Abstract

Attention decoding plays a vital role in daily life, where electroencephalography (EEG) has been widely involved. However, training a universally effective model for everyone is impractical due to substantial interindividual variability in EEG signals. To tackle the above challenge, we propose an end-to-end brain-computer interface (BCI) framework, including temporal and spatial one-dimensional (1D) convolutional neural network and domain-adversarial training strategy, namely DA-TSnet. Specifically, DA-TSnet extracts temporal and spatial features of EEG, while it is jointly supervised by task loss and domain loss. During training, DA-TSnet aims to maximize the domain loss while simultaneously minimizing the task loss.
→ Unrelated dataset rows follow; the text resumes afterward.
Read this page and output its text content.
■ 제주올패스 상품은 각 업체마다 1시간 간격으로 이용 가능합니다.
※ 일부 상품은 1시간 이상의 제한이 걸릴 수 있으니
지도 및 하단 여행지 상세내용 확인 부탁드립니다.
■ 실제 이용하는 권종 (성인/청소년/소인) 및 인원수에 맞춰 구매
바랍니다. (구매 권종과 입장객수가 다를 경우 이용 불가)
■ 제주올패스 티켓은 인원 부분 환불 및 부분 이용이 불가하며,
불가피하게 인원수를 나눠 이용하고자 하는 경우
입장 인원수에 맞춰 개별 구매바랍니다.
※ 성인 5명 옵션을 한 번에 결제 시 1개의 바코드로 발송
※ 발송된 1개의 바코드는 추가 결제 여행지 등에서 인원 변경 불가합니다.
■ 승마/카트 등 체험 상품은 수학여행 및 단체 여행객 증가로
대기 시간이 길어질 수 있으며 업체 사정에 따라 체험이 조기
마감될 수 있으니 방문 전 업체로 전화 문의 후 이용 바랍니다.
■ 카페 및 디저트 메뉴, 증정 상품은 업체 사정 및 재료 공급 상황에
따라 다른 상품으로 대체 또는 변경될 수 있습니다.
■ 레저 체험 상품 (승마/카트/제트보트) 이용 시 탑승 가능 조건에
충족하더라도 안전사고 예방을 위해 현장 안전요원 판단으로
We conduct an offline analysis, simulate online experiments on a self-collected dataset of 85 subjects, and real online experiments on 22 subjects. Main results: DA-TSnet achieves a leave-one-subject-out (LOSO) cross-validation (CV) classification accuracy of 89.40% ± 9.96%, outperforming several state-of-the-art attention EEG decoding methods. In simulated online experiments, DA-TSnet achieves an outstanding accuracy of 88.07% ± 11.22%. In real online experiments, it achieves an average accuracy surpassing 86%. Significance: An end-to-end network framework does not rely on elaborate preprocessing and feature extraction steps, which saves time and human workload. Moreover, our framework utilizes domain-adversarial training neural network (DANN) to tackle the challenge posed by the high interindividual variability in EEG signals, which has significant reference value for handling other EEG signal decoding issues. Last, the performance of the DA-TSnet framework in offline and online experiments underscores its potential to facilitate more reliable applications.